Livy Spark Submit
The Livy Spark Submitter operator submits jobs to a cluster using the Livy REST API. It has 2 different modes: jar and snippet. Once a mode is chosen, the configuration tab will show only relevant configuration parameters.
In jar mode, you can submit an application in a way that is very similar to using spark-submit. The operator will succeed only if the underlying job is finished successfully. For instance, if a jar file is submitted to YARN, the operator status will be identical to the application status in YARN. Note that the jar file must be accessible to Livy.
In snippet mode, code snippets could be sent to a Livy session and results will be returned to the output port. This approach is very similar to using the Spark shell. Note that there are some limitations in adding jars to sessions due to LIVY-327.
-
In strict mode, the operator verifies if the output of the code snippet execution contains any errors. If any errors are found, the operator will also fail.
In non-strict mode, the operator will ignore possible errors that happen during the snippet execution. As a consequence, users have to analyze the result manually to see if the execution is successful. This can be done by exploring the job execution output, which is sent to the output port of the operator.
Configuration Parameters
Parameter |
Type |
Description |
---|---|---|
livyEndpoint |
string |
Mandatory. Defines the Livy endpoint to use (please, also specify
the port number). If the Livy service cannot be reached - the
operator will fail during the initialization phase.
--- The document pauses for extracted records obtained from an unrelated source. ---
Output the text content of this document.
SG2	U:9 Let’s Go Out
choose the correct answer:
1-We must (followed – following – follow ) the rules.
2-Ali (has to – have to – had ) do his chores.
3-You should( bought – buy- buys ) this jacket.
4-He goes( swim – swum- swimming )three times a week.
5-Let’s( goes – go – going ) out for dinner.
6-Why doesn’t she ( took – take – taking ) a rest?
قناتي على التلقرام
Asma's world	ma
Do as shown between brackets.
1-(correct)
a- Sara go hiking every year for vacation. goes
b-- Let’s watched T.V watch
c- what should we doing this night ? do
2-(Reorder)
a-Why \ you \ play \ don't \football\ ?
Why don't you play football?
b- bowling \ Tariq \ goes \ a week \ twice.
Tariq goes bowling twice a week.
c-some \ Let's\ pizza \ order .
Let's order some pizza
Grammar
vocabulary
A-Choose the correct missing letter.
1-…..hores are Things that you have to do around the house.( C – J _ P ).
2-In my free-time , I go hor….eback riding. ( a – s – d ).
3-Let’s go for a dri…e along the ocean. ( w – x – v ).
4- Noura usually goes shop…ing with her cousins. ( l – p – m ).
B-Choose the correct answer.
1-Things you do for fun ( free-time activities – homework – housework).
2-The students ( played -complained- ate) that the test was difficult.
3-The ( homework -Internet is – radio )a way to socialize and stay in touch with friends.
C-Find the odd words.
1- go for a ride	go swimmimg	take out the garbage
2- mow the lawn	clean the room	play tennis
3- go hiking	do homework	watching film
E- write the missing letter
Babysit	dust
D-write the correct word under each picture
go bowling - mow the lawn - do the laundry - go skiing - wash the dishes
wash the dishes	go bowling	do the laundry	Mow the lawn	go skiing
Default: "http://livy-api-endpoint.com:8998" |
sourceType |
string |
Mandatory. Defines the type of the job that is being submitted:
"jar" for using a jar-file, "snippet" - for a snippet of code.
Default: "jar" |
errorHandlingMode |
string |
Mandatory. Defines the error handling mode:
Default: "default" |
securityContext |
string |
Defines the security context to use. This parameter must be set to communicate with a secure Livy endpoint. |
proxyUser |
string |
User to impersonate when starting a session or running a job. It's also used as a value of the "X-Requested-By" header in HTTP requests to avoid being blocked by the CSRF protection. If this value is empty, "X-Requested-By" will be equal to "hdfs". Default: "hdfs" |
jars |
string |
Jars to be used in this session or batch. Default: "jar1,jar2,..." |
conf |
string |
The value for the "--conf" argument of spark-submit. You must input configurations exactly according to the json-format, and wrap it with curly braces. Default: "{"key1":"value1","key2":"value2"}" |
accessToken |
string |
OAuth access token. Default: "" |
tlsRootCACert |
string |
The root certificate of CA. This parameter is useful if you are using a proprietary CA to sign the server certificate for Livy. Default: "" |
tlsSkipVerify |
bool |
If set to true, the certificate validation is disabled. Default: "false" |
batchName (For jar mode only) |
string |
The name of the batch. Default: "default batch name" |
jarPath (For jar mode only) |
string |
Mandatory. Path to jar to be submitted. Default: "hdfs://path-to-jar" |
className (For jar mode only) |
string |
Mandatory. Name of the class to be executed in jar. Default: "org.com.smth.className" |
args (For jar mode only) |
string |
Command line arguments for the application. Default: "arg1,arg2,..." |
sessionName (For snippet mode only) |
string |
The name of this session. Default: "default session name" |
snippet (For snippet mode only) |
string |
Mandatory. Snippet of code that has to be submitted. Default: "snippet of code" |
snippetType (For snippet mode only) |
string |
Mandatory. Defines the kind of session that should be created for snippet execution (language of snippet). Possible values: spark, pyspark, pyspark3 or sparkr. Default: "spark" |
strictSnippetExecutionMode (For snippet mode only) |
bool |
Mandatory. Defines whether operator is tolerant to errors in snippet execution output, i.e. switches strict and not strict modes of snippet submitting. Default: "false" |
Input
Input |
Type |
Description |
---|---|---|
inport |
string | Accepts path to jar or snippet of code that has to be submitted. Input signal initiates job submitting. |
Output
Output |
Type |
Description |
---|---|---|
out |
string | The following information will be sent to this port if the
submitted job finishes successfully:
|
error |
string |
If the submitted job fails and the Livy operator is using pipeline error handling mode, the error will be routed to this port. |